Las, neuf jours plus tard, la fin de la grève était signée, après la promesse d’un Plan de sauvegarde de l’emploi (PSE) permettant d’envisager reclassements, formations et indemnisations. Les deux mois de grève auront coûté cher à ces salarié·es qui n’ont pourtant pas cessé d’assurer un service minimum, vidant les poubelles et nettoyant les toilettes du CELP. Mais sans la lutte, qu’ils et elles ont mené « comme une famille », selon les mots de Mehrez, les membres de l’équipe se seraient sans doute vu « proposer » des postes dans des villes trop éloignées. Contraint·es de les refuser, ils et elles auraient risqué des licenciements pour faute grave sans indemnité comme c’est souvent l’usage dans le secteur du nettoyage.

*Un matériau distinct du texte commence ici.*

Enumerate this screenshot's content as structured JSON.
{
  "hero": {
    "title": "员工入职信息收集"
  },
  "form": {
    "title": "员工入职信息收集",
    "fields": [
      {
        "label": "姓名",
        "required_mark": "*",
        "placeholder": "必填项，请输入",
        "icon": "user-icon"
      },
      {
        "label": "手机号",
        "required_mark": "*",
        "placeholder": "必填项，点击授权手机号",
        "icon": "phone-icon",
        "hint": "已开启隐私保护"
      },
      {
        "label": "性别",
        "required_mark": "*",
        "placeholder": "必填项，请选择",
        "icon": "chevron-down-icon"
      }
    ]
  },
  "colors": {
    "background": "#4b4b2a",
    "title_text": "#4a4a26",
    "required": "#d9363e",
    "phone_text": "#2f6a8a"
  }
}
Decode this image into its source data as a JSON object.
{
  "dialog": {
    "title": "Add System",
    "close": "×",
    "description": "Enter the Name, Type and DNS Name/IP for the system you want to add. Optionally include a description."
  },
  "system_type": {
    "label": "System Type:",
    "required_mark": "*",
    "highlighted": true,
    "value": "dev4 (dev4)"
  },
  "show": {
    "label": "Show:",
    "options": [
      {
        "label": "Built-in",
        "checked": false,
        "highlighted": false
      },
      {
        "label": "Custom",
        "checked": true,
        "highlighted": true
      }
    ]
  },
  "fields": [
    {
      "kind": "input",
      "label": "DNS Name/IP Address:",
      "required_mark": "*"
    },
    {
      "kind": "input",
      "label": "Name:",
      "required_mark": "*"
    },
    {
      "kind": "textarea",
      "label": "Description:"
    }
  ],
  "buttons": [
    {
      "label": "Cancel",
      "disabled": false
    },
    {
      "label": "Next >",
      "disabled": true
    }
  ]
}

Pour n’avoir pas l’air de leur tourner complètement le dos, la Métropole a d’abord suggéré à Mehrez et ses collègues de s’adresser à Pôle emploi. Le combat qu’ils et elles ont mené leur a heureusement ouvert d’autres voies.

Bonne année

1 « Entretien croisé MMIe et DIE : “Il y a désormais une volonté de développer les clauses d’insertion dans l’ensemble des marchés” », Millénaire 3, 1 novembre 2021 (millenaire3.com).

2 « Grève du nettoyage à Lyon-Perrache : le premier conflit social géré par la Métropole écologiste », Guillaume Bernard, Rue89 Lyon, 18 juin 2021 (rue89lyon.fr).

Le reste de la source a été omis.